After two more years of bloody fighting, the two sides finally signed an armistice in 1953 — but not a peace agreement. The Chinese intervention had saved Kim Il Sung, but Chinese leader Mao Zedong had left him hanging for two long days before stepping in. Some experts believe that the fear and uncertainty that the North Korean dictator must have felt forever changed him and his regime. From that point, he viewed the world as a hostile place, where he had no allies that he could really trust [source: Boissoneault].
With his ambitions of ruling all of Korea quashed, Kim Il Sung concentrated on consolidating his power. He purged anyone who might pose a threat, and set up a system in which citizens were grouped into various categories according to political reliability. He wasted some of the economic aid that the Chinese and Soviets provided to build 50,000 statues of himself throughout the country, and erected a museum with 95 halls in Pyongyang to extoll his achievements [source: Independent].
At the same time, Kim Il Sung's animosity toward his perceived external enemies continued.
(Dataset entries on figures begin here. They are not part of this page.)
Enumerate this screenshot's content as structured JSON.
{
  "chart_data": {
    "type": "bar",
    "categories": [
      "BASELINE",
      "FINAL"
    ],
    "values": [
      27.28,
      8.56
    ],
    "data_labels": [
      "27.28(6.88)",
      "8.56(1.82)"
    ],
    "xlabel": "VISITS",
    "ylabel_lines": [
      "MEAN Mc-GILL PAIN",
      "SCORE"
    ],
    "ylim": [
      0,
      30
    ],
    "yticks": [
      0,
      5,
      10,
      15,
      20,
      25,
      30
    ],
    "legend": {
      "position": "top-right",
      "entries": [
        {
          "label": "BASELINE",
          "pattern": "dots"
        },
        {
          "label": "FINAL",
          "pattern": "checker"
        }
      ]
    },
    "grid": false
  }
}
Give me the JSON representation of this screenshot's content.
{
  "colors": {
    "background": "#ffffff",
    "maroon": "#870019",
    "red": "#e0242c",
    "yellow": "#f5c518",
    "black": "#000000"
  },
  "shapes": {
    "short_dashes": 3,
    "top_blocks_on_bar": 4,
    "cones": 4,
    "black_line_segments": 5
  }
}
In January 1968, he sent commandos to infiltrate South Korea and stage terror attacks, including a failed attempt to assassinate South Korean President Park Chung Hee. Soon after, the North Korean navy seized a U.S. surveillance ship, the Pueblo, off the North Korean coast, killing one U.S. crew member and seizing another 82 Americans, who were tortured and held captive for 11 months before being released [source: Locker].